A Note on Fenarian PronunciationEdit
In Hungarian — whoops! — in Fenarian we have one of the world's most phonetically spelled languages. Having once learned their alphabet, school children from this land do not waste their precious youthful years, as do their less fortunate English-speaking counterparts, in endless hours of drudging homework to learn orthography. Even as adults, many — perhaps most — speakers of English persevere, resentfully, as slaves of old Noah Webster. Hence, a spelling bee is an unheard-of institution in a country where the language is pronounced exactly as it is written and written exactly as it is pronounced.
Another delightful plus for the native Fenarian (and an enormous bonus for foreigners learning his language) is the uniformity of accent. Unlike English or Russian or even German, Fenarian stress is permanently fixed: on the first syllable of every word. Only those who toiled to acquire any of the above three languages can appreciate what a blessing it is to confront such regularity. Still, despite the uniformity of stress, Fenarian is an exceptionally musical language whose underlying principle is based on vowel harmony, a feature of the linguistic family to which it belongs.
The Fenarian alphabet proper consists of forty letters. Of these, twenty-six are consonants, but an additional five consonants, so as to include foreign words, give the language a total of forty-five characters. By the use of long and short diacritical marks (which have nothing to do with accent) over the customary vowels — a, e, i, o, and u — these five are expanded to fourteen vowels, enabling every Fenarian sound to have its own distinctive symbol. It is a phonetic tour de force.

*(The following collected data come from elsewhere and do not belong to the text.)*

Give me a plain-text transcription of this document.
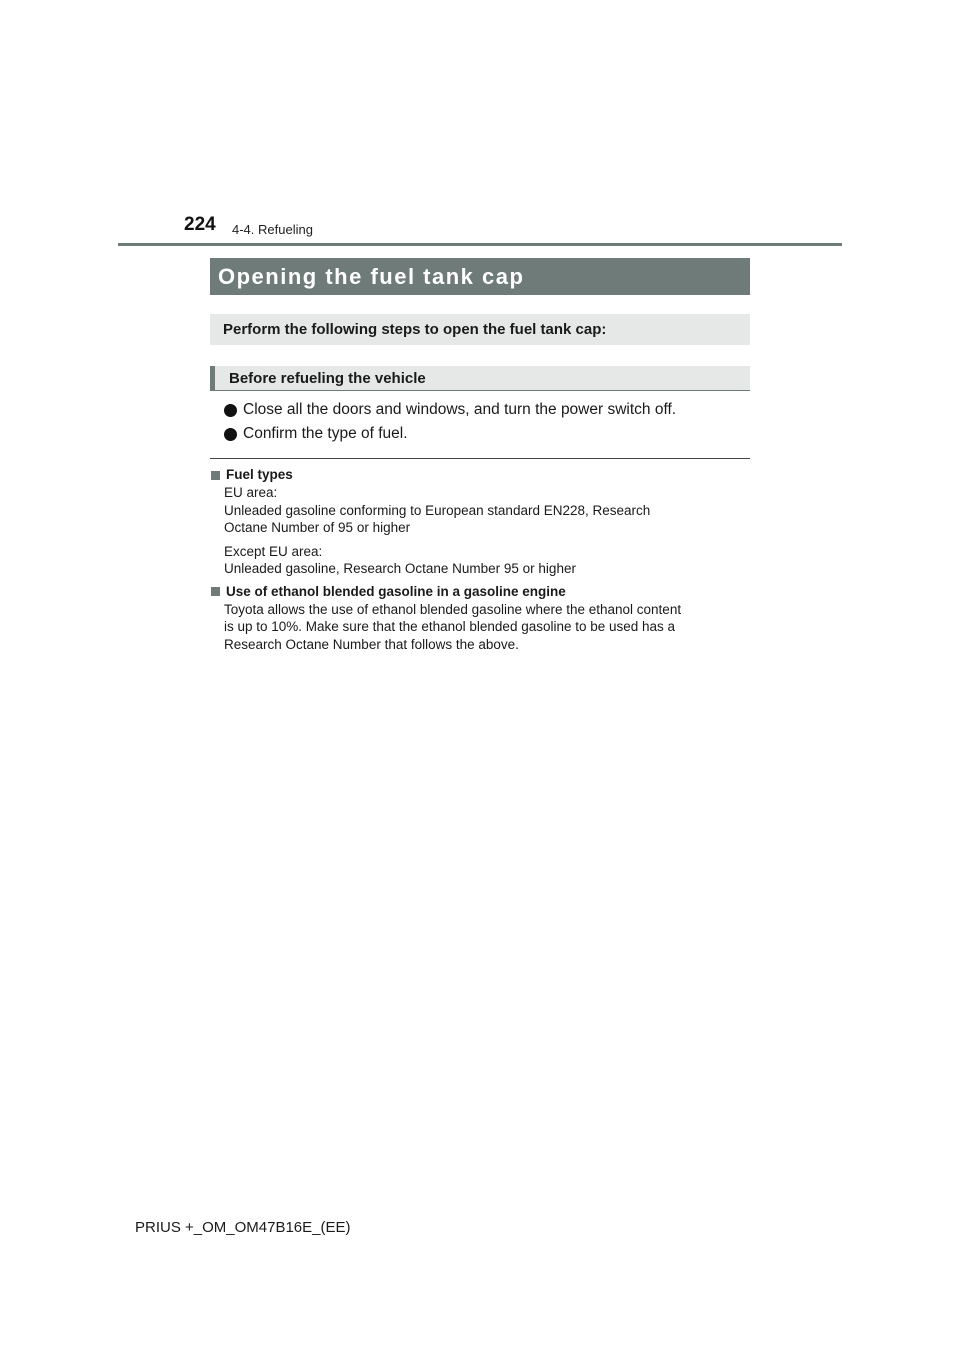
224 4-4. Refueling
Opening the fuel tank cap
Perform the following steps to open the fuel tank cap:
Before refueling the vehicle
Close all the doors and windows, and turn the power switch off.
Confirm the type of fuel.
Fuel types

EU area:

Unleaded gasoline conforming to European standard EN228, Research

Octane Number of 95 or higher

Except EU area:

Unleaded gasoline, Research Octane Number 95 or higher

Use of ethanol blended gasoline in a gasoline engine

Toyota allows the use of ethanol blended gasoline where the ethanol content

is up to 10%. Make sure that the ethanol blended gasoline to be used has a

Research Octane Number that follows the above.

PRIUS +_OM_OM47B16E_(EE)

An approximation of these vowel sounds in American pronunciation would be: a as in law; á as in father; e as in met; é as in the ay of day; i as in the ie of field; í as in the ee of bee (longer than the ie in field); o as in old; ó as in oh (longer than old); u as in rule; ú as in pool (longer than rule); ü represents a sound similar to the ü of German über or the u in French tu. For readers unfamiliar with these languages, ü can be thought of as a sound similar to i in English fin but pronounced through pursed lips. The ű is a longer and tenser version of this sound. The ö is very much like the ö of German schön or the eu of French meurt. Again, some readers not familiar with these languages may be guided by the hint that ö resembles the e of her, only tenser, and the ő is a longer and even tenser version of this same sound.
With the exception of c, j, and s, the consonants are by and large not too unlike those in English. The c (and in older proper names, the cz) is pronounced as ts in the word hits. The j has the sound of y in you. The s is like sh in she or the s in sure. The consonant combinations are as follows: cs is like the ch in church; sz as the s in sun; and zs as z in azure.
Finally, the letter y, except in old proper names — mainly family names — or in modern foreign loan words where it is equivalent to the English ie in field, appears only as part of consonant combinations and palatalizes or softens the preceding consonant. The gy in nagy (big) would be pronounced somewhat like the d and the y in the words mind you, when pronounced rapidly. The l in the combination ly as in the name of the composer Kodály is mute so that the second syllable rhymes with high. The consonants ny as in hanyag (negligent) and ty as in tyúk (hen) are sounded and the y in both cases approximates the y in you.
— W. Z. Brust
St. Paul, Minnesota
Author's Note: The names Devera, Alfredo, and in fact, Fenario, are not Fenarian, and one oughtn't use the above rules in pronouncing them.